Regardless of pain, social class or age, a woman is more likely to be prescribed pain-relieving drugs. A study published in Gaceta Sanitaria (Spanish health scientific journal) affirms that this phenomenon is influenced by socioeconomic inequality between genders in the Autonomous Community in which the patient resides.
In 1999, a researcher at the University of Harvard, Ishiro Kawachi, observed that in the states of the USA with a larger proportion of women with a high social class, mortality in both genders was lower.
Inspired by Kawachi's studies, experts at the University of Alicante have identified how social and economic inequalities between men and women -- known as gender-related development -- influence the prescription of analgesics by area of residence.
"In Spain, as well as in other countries, women suffer from pain more frequently than men, therefore it is logical that they are prescribed more analgesics," Elisa Chilet Rossell, main author of the study recently published in the Gaceta Sanitaria, explains.
However, this analysis goes one step further and affirms that, regardless of pain, social class and age, being a woman increases the probability of being prescribed analgesics. "It also depends on whether the patient lives in an Autonomous Community with lower gender development, regardless of whether the patient is male or female," Chilet notes.
For this research, the authors used as their main source of information the 2006 Spanish National Health Survey and the United Nations' Gender-related Development Index (GDI), which distinguishes between the development indices of men and women according to life expectancy at birth, education and income.
With this information, they performed a logistic regression analysis to compare the prescription of analgesics by sex in the areas with higher and lower GDIs than the Spanish national average. The results confirmed a gender gap of 29% in the prescription of these medicines.
"The gender bias found could be a way in which inequalities in treatment with analgesics negatively affects women's health," the researcher highlights. "In this way, women receive treatment for symptomatic pain more frequently than men, treatment which can be unspecific and blind to the causes of the pain."
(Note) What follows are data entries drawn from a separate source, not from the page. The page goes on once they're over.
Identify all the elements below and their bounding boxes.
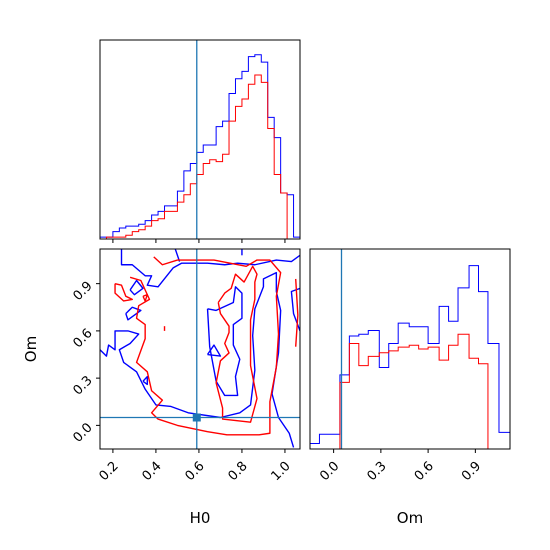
axes-frame bbox=[99, 248, 301, 450]
histogram-blue-series bbox=[310, 265, 510, 449]
x-tick-label-2: 0.6 bbox=[412, 459, 437, 484]
y-tick-label-0: 0.0 bbox=[70, 420, 95, 445]
y-tick-label-2: 0.6 bbox=[70, 326, 95, 351]
histogram-red-series bbox=[310, 333, 510, 449]
histogram-blue-series bbox=[100, 54, 300, 239]
contour-red-line-2 bbox=[129, 256, 282, 436]
contour-red-line-1 bbox=[142, 293, 149, 302]
histogram-red-series bbox=[100, 74, 300, 239]
panel-contour-h0-om: 0.2 0.4 0.6 0.8 1.0 0.0 0.3 0.6 0.9 H0 Om bbox=[22, 248, 301, 527]
contour-red-line-4 bbox=[215, 265, 258, 423]
x-axis-label-h0: H0 bbox=[190, 509, 211, 527]
y-tick-label-1: 0.3 bbox=[70, 373, 95, 398]
contour-red-line-0 bbox=[114, 282, 133, 302]
contour-blue-line-0 bbox=[120, 249, 300, 288]
y-tick-label-3: 0.9 bbox=[70, 279, 95, 304]
contour-blue-line-5 bbox=[125, 306, 142, 321]
axes-frame bbox=[99, 39, 301, 240]
contour-blue-line-3 bbox=[129, 279, 144, 296]
x-tick-label-3: 0.9 bbox=[459, 459, 484, 484]
x-tick-label-4: 1.0 bbox=[269, 459, 294, 484]
contour-blue-line-9 bbox=[290, 287, 300, 332]
contour-blue-line-6 bbox=[142, 375, 149, 386]
x-tick-label-1: 0.4 bbox=[139, 459, 164, 484]
panel-hist-h0 bbox=[99, 39, 301, 243]
x-tick-label-2: 0.6 bbox=[182, 459, 207, 484]
contour-red-line-5 bbox=[295, 278, 299, 347]
plot-area bbox=[100, 249, 300, 449]
plot-area bbox=[100, 40, 300, 239]
x-axis-label-om: Om bbox=[397, 509, 423, 527]
x-tick-label-0: 0.2 bbox=[96, 459, 121, 484]
contour-blue-line-8 bbox=[206, 286, 243, 397]
axes-frame bbox=[309, 248, 511, 450]
x-tick-label-3: 0.8 bbox=[226, 459, 251, 484]
y-axis-label-om: Om bbox=[22, 336, 40, 362]
plot-area bbox=[310, 249, 510, 449]
x-tick-label-0: 0.0 bbox=[317, 459, 342, 484]
panel-hist-om: 0.0 0.3 0.6 0.9 Om bbox=[309, 248, 511, 527]
truth-marker bbox=[192, 413, 201, 422]
x-tick-label-1: 0.3 bbox=[364, 459, 389, 484]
Women are less often seen by specialists
The authors also found that women who suffer pain and live in a context of lower gender-related development are less likely than men to be seen by specialists and tend to be seen only in primary care.
For these experts, by considering GDI this research contributes a new layer of context to the analysis of inequalities in the prescription of analgesics, and demonstrates that political and economic factors in society influence health problems and their treatment.
"Research on the suitability of analgesics and the medicalisation of women should take account of factors within this environment, as it entails a high cost in terms of women's health and increases pharmaceutical costs, an important consideration in the current climate of economic recession," Chilet concludes.